November 22, 2019 / 2:14 AM / 19 days ago

Hurting Hewitt pans Davis Cup scheduling after Australia eliminated

MADRID (Reuters) - Australia captain Lleyton Hewitt criticised the scheduling at the revamped Davis Cup Finals after his team lost 2-1 to Canada in the quarter-finals on Thursday.

FILE PHOTO: Tennis - Davis Cup Finals - Caja Magica, Madrid, Spain - November 20, 2019 Australia captain Lleyton Hewitt reacts during the match between Alex de Minaur and Belgium's David Goffin REUTERS/Sergio Perez

Australia, playing their third match in successive nights, lost Nick Kyrgios to a collarbone injury before the quarter-final and faced a Canadian team who has a day off on Wednesday.

“The scheduling is a big problem,” twice Grand Slam champion Hewitt told reporters.

“You know, for us to have had to play these three nights in a row, it’s not ideal.

“Yeah, I understand it’s the first time and you’re going to have hiccups and you’ve got to learn from it.
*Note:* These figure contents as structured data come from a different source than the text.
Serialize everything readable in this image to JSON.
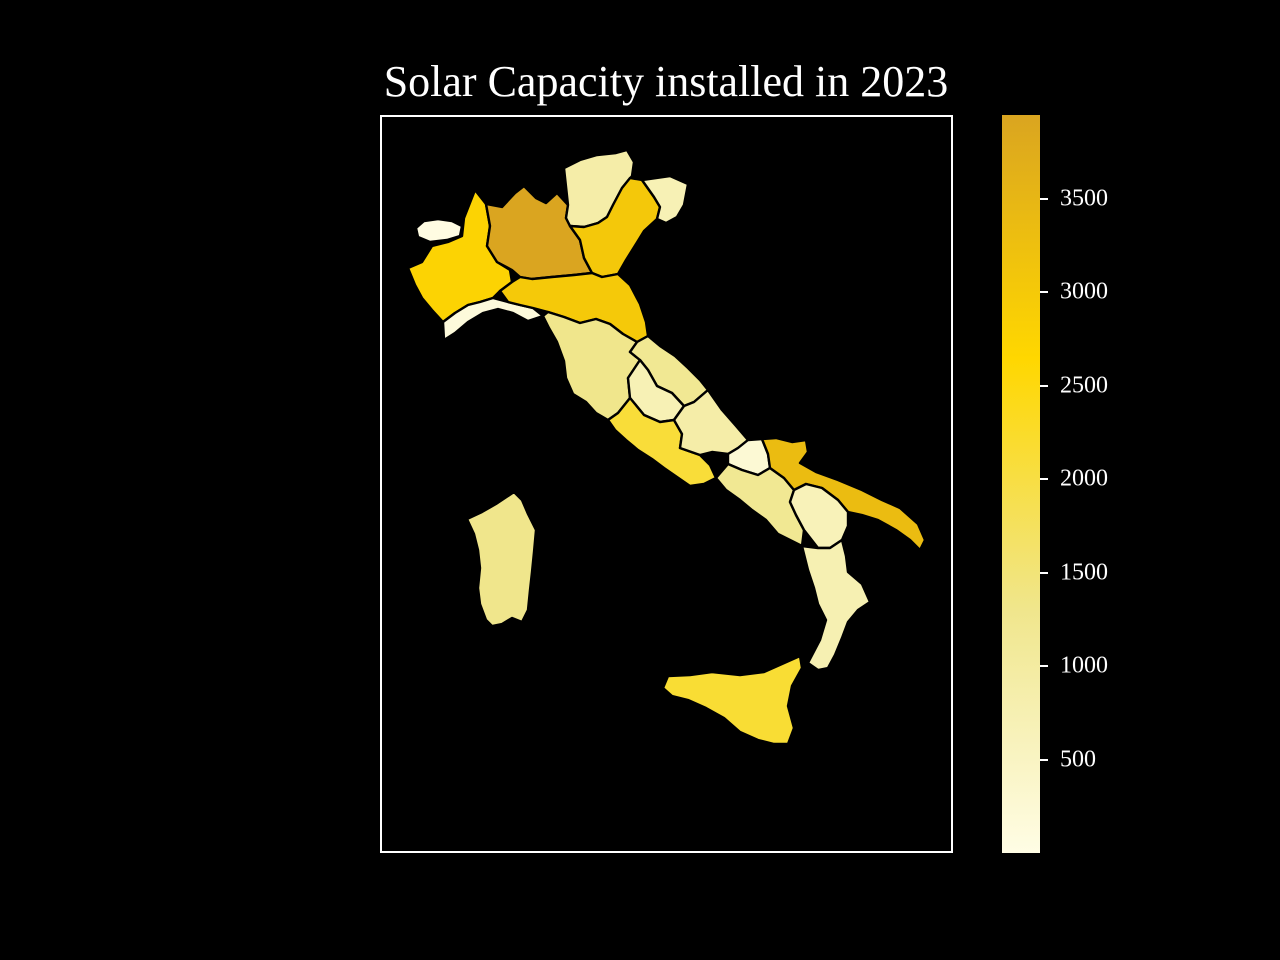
{
  "title": "Solar Capacity installed in 2023",
  "colorbar": {
    "min": 0,
    "max": 3950,
    "ticks": [
      "500",
      "1000",
      "1500",
      "2000",
      "2500",
      "3000",
      "3500"
    ],
    "colors": [
      "#FFFDE5",
      "#F0E68C",
      "#FFD700",
      "#DAA520"
    ]
  },
  "regions": [
    {
      "name": "Valle d'Aosta",
      "value": 40
    },
    {
      "name": "Piemonte",
      "value": 2750
    },
    {
      "name": "Lombardia",
      "value": 3950
    },
    {
      "name": "Trentino-Alto Adige",
      "value": 900
    },
    {
      "name": "Veneto",
      "value": 3050
    },
    {
      "name": "Friuli-Venezia Giulia",
      "value": 700
    },
    {
      "name": "Liguria",
      "value": 150
    },
    {
      "name": "Emilia-Romagna",
      "value": 3000
    },
    {
      "name": "Toscana",
      "value": 1300
    },
    {
      "name": "Marche",
      "value": 1200
    },
    {
      "name": "Umbria",
      "value": 700
    },
    {
      "name": "Lazio",
      "value": 2100
    },
    {
      "name": "Abruzzo",
      "value": 900
    },
    {
      "name": "Molise",
      "value": 250
    },
    {
      "name": "Campania",
      "value": 1200
    },
    {
      "name": "Puglia",
      "value": 3350
    },
    {
      "name": "Basilicata",
      "value": 650
    },
    {
      "name": "Calabria",
      "value": 750
    },
    {
      "name": "Sicilia",
      "value": 2150
    },
    {
      "name": "Sardegna",
      "value": 1300
    }
  ]
}
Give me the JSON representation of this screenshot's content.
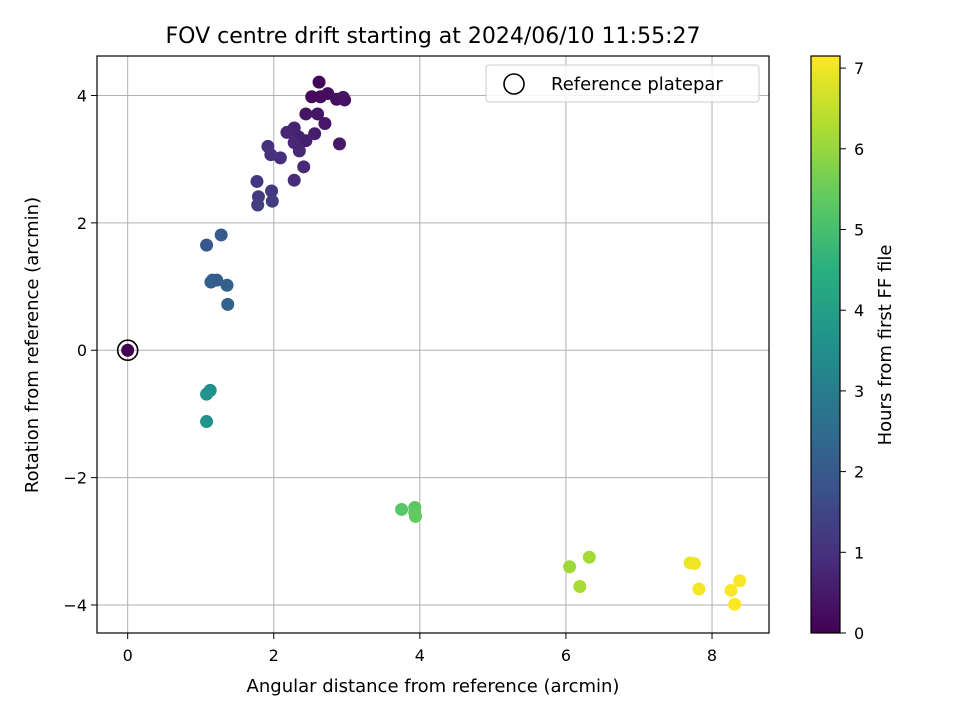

But there’s been a lot of small problems, that’s for sure.”

After a two-month break, Kyrgios had been in fine form in Madrid, bashing down 22 aces in a straight sets victory over Steve Darcis late on Wednesday to help Australia beat Belgium and reach the last eight.

But the 24-year-old pulled up sore on Thursday and was replaced by Jordan Thompson, who lost in straight sets to Vasek Pospisil in the opening singles rubber.

“I think (the injury) was similar to what he had at Laver Cup time,” Hewitt said of Kyrgios’s collarbone problem.

“That’s just the way the cards fell. It’s been pretty tough I guess trotting back out the last three nights as well.

“To Johnny’s credit, he went out there and left it all out on the court.”

Hewitt has been a vocal critic of the revamp of the 119-year-old tournament that originally had home and away ties played throughout the year.

Defeat, however, was no less difficult for the 38-year-old, who holds Australia’s record for Davis Cup ties and wins as a player.

“I think in any kind of format that I’ve ever seen anyone play for their country, they go out there and leave it all out there,” he said.

“The format changed but we still came here to give absolutely everything we could, and we did that.

“So, yeah, we’re all hurting at the moment. But it just shows that it means something, which is good.”